TC President Arthur Levine has appointed a task force of faculty, staff and students to review recommendations and to set goals on how to enhance the sense of community at Teachers College.
TC President Arthur Levine has appointed a task force of faculty, staff and students to review recommendations and to set goals on how to enhance the sense of community at Teachers College.

Over the course of the year, concerns about diversity and the sense of community at TC were expressed by staff, students and faculty, including Barbara Wallace, Associate Professor of Health Education. The Faculty Executive Council Subcommittee on Race, Culture and Diversity brought in a consultant to help it conduct a study of campus climate at TC. Levine held a series of lunches with faculty to discuss the matter.

In February, Levine sent a letter to the TC Community describing his ideal for Teachers College-adding that "no college will ever fully achieve this ideal." But he said: "Together we can bring Teachers College much, much closer to our collective hopes." And he called on members of the TC Community to offer suggestions on what could be done.

"I received e-mails, letters, office visits and impromptu conversations in the hallways and on the street. I heard from individuals and groups, from faculty, staff and students. All in all, I heard from at 130 different people. Given the informal conversations and the uncertainty about the size of the groups that wrote, this is a conservative estimate," Levine said in a letter distributed to faculty and staff in April.

The community responses ranged from there is no problem to concerns expressed about isolation, civility, changing culture, professional development, job performance and status differences. The list of recommendations for improvements was just as long and varied from teaching TC history, and recruiting more faculty and staff of color to providing more professional development.

"The task before us now is not one of merely choosing the most appealing items from the menu," Levine said in the April letter. "As a community, we can view this spring's conversations on community and diversity as a problem. That is, a dust up to be gotten past or a headache to make go away. Or, alternatively, we can treat them as an opportunity, a chance to make our College richer in diversity and stronger as a community."

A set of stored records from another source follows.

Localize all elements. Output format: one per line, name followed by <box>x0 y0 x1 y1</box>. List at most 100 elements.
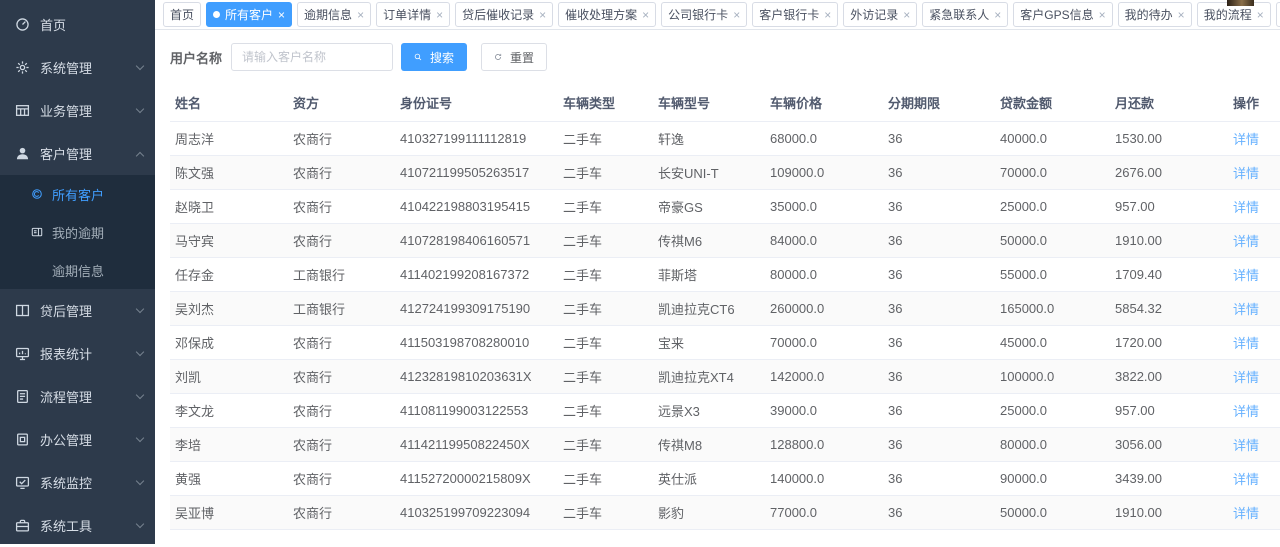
close-icon[interactable]: × <box>539 9 546 21</box>
detail-link[interactable]: 详情 <box>1233 404 1259 419</box>
close-icon[interactable]: × <box>642 9 649 21</box>
column-header: 身份证号 <box>395 84 558 122</box>
tab-customer-bank-card[interactable]: 客户银行卡× <box>752 2 838 27</box>
sidebar-item-customer-mgmt[interactable]: 客户管理 <box>0 132 155 175</box>
tab-emergency-contact[interactable]: 紧急联系人× <box>922 2 1008 27</box>
tab-sign-task[interactable]: 代签任务× <box>1276 2 1280 27</box>
customer-name-input[interactable] <box>231 43 393 71</box>
tab-label: 所有客户 <box>225 6 273 23</box>
chevron-down-icon <box>136 391 144 399</box>
close-icon[interactable]: × <box>1099 9 1106 21</box>
chevron-down-icon <box>136 105 144 113</box>
table-cell: 1910.00 <box>1110 496 1228 530</box>
table-cell: 二手车 <box>558 462 653 496</box>
tab-company-bank-card[interactable]: 公司银行卡× <box>661 2 747 27</box>
detail-link[interactable]: 详情 <box>1233 506 1259 521</box>
close-icon[interactable]: × <box>824 9 831 21</box>
sidebar-item-all-customers[interactable]: 所有客户 <box>0 175 155 213</box>
sidebar-item-system-monitor[interactable]: 系统监控 <box>0 461 155 504</box>
detail-link[interactable]: 详情 <box>1233 336 1259 351</box>
table-cell: 影豹 <box>653 496 765 530</box>
reset-button[interactable]: 重置 <box>481 43 547 71</box>
table-cell: 凯迪拉克CT6 <box>653 292 765 326</box>
tab-postloan-collection-record[interactable]: 贷后催收记录× <box>455 2 553 27</box>
detail-link[interactable]: 详情 <box>1233 370 1259 385</box>
close-icon[interactable]: × <box>733 9 740 21</box>
detail-link[interactable]: 详情 <box>1233 268 1259 283</box>
tab-home[interactable]: 首页 <box>163 2 201 27</box>
tab-order-detail[interactable]: 订单详情× <box>376 2 450 27</box>
avatar[interactable] <box>1227 0 1254 6</box>
table-cell: 二手车 <box>558 224 653 258</box>
table-cell: 36 <box>883 156 995 190</box>
sidebar-item-overdue-info[interactable]: 逾期信息 <box>0 251 155 289</box>
table-cell: 传祺M8 <box>653 428 765 462</box>
table-row: 马守宾农商行410728198406160571二手车传祺M684000.036… <box>170 224 1280 258</box>
detail-link[interactable]: 详情 <box>1233 200 1259 215</box>
table-cell: 36 <box>883 428 995 462</box>
close-icon[interactable]: × <box>1257 9 1264 21</box>
sidebar-item-label: 逾期信息 <box>52 261 104 280</box>
table-cell: 25000.0 <box>995 190 1110 224</box>
detail-link[interactable]: 详情 <box>1233 472 1259 487</box>
close-icon[interactable]: × <box>278 9 285 21</box>
tab-customer-gps[interactable]: 客户GPS信息 × <box>1013 2 1112 27</box>
table-row: 吴刘杰工商银行412724199309175190二手车凯迪拉克CT626000… <box>170 292 1280 326</box>
app-window: 首页系统管理业务管理客户管理所有客户我的逾期逾期信息贷后管理报表统计流程管理办公… <box>0 0 1280 544</box>
table-cell: 农商行 <box>288 224 395 258</box>
tab-my-todo[interactable]: 我的待办 × <box>1118 2 1192 27</box>
close-icon[interactable]: × <box>903 9 910 21</box>
detail-link[interactable]: 详情 <box>1233 132 1259 147</box>
sidebar-item-label: 办公管理 <box>40 430 92 449</box>
tab-label: 客户GPS信息 <box>1020 6 1093 23</box>
table-cell-action: 详情 <box>1228 224 1280 258</box>
sidebar-item-home[interactable]: 首页 <box>0 3 155 46</box>
close-icon[interactable]: × <box>436 9 443 21</box>
close-icon[interactable]: × <box>1178 9 1185 21</box>
sidebar-item-report-stats[interactable]: 报表统计 <box>0 332 155 375</box>
sidebar-item-label: 贷后管理 <box>40 301 92 320</box>
sidebar-item-business-mgmt[interactable]: 业务管理 <box>0 89 155 132</box>
gear-icon <box>14 60 30 76</box>
column-header: 月还款 <box>1110 84 1228 122</box>
table-cell: 36 <box>883 122 995 156</box>
sidebar-item-system-tools[interactable]: 系统工具 <box>0 504 155 547</box>
detail-link[interactable]: 详情 <box>1233 438 1259 453</box>
table-cell: 36 <box>883 394 995 428</box>
detail-link[interactable]: 详情 <box>1233 166 1259 181</box>
sidebar-item-office-mgmt[interactable]: 办公管理 <box>0 418 155 461</box>
table-cell: 90000.0 <box>995 462 1110 496</box>
table-cell: 农商行 <box>288 428 395 462</box>
table-cell: 411081199003122553 <box>395 394 558 428</box>
table-row: 任存金工商银行411402199208167372二手车菲斯塔80000.036… <box>170 258 1280 292</box>
close-icon[interactable]: × <box>994 9 1001 21</box>
close-icon[interactable]: × <box>357 9 364 21</box>
table-cell: 410728198406160571 <box>395 224 558 258</box>
sidebar-item-label: 客户管理 <box>40 144 92 163</box>
table-header-row: 姓名资方身份证号车辆类型车辆型号车辆价格分期期限贷款金额月还款操作 <box>170 84 1280 122</box>
sidebar: 首页系统管理业务管理客户管理所有客户我的逾期逾期信息贷后管理报表统计流程管理办公… <box>0 0 155 544</box>
sidebar-item-postloan-mgmt[interactable]: 贷后管理 <box>0 289 155 332</box>
table-row: 黄强农商行41152720000215809X二手车英仕派140000.0369… <box>170 462 1280 496</box>
table-row: 邓保成农商行411503198708280010二手车宝来70000.03645… <box>170 326 1280 360</box>
detail-link[interactable]: 详情 <box>1233 234 1259 249</box>
table-cell-action: 详情 <box>1228 156 1280 190</box>
sidebar-item-flow-mgmt[interactable]: 流程管理 <box>0 375 155 418</box>
tab-visit-record[interactable]: 外访记录× <box>843 2 917 27</box>
sidebar-item-system-mgmt[interactable]: 系统管理 <box>0 46 155 89</box>
search-toolbar: 用户名称 搜索 重置 <box>155 30 1280 84</box>
tab-all-customers[interactable]: 所有客户 × <box>206 2 292 27</box>
tab-label: 我的待办 <box>1125 6 1173 23</box>
table-cell <box>765 530 883 545</box>
sidebar-item-my-overdue[interactable]: 我的逾期 <box>0 213 155 251</box>
table-cell: 411402199208167372 <box>395 258 558 292</box>
gauge-icon <box>14 17 30 33</box>
tab-collection-plan[interactable]: 催收处理方案× <box>558 2 656 27</box>
detail-link[interactable]: 详情 <box>1233 302 1259 317</box>
table-cell-action: 详情 <box>1228 122 1280 156</box>
table-cell: 二手车 <box>558 394 653 428</box>
tab-overdue-info[interactable]: 逾期信息× <box>297 2 371 27</box>
column-header: 车辆价格 <box>765 84 883 122</box>
table-cell: 轩逸 <box>653 122 765 156</box>
search-button[interactable]: 搜索 <box>401 43 467 71</box>
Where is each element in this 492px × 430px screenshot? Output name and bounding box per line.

"As President," he continued, "I have the power to act alone to stop some bad practices from occurring. But many of the positive acts proposed require collective action by the members of the community. They require community ownership and affirmation."

As a next step, he invited several members of the TC community to help him fashion a plan for enhancing diversity and the quality of community at TC. The task force is headed by Peter Coleman, Director of the International Center for Cooperation and Conflict Resolution. Other members include Leonard Blackman, the College Ombudsman and Professor Emeritus of Education and Psychology and Professor Wallace.

Levine asked the task force to report back to him before the end of summer so that he will have time to work with committee members on a final recommendation to be presented to the faculty, staff, students and TC Trustees in the fall.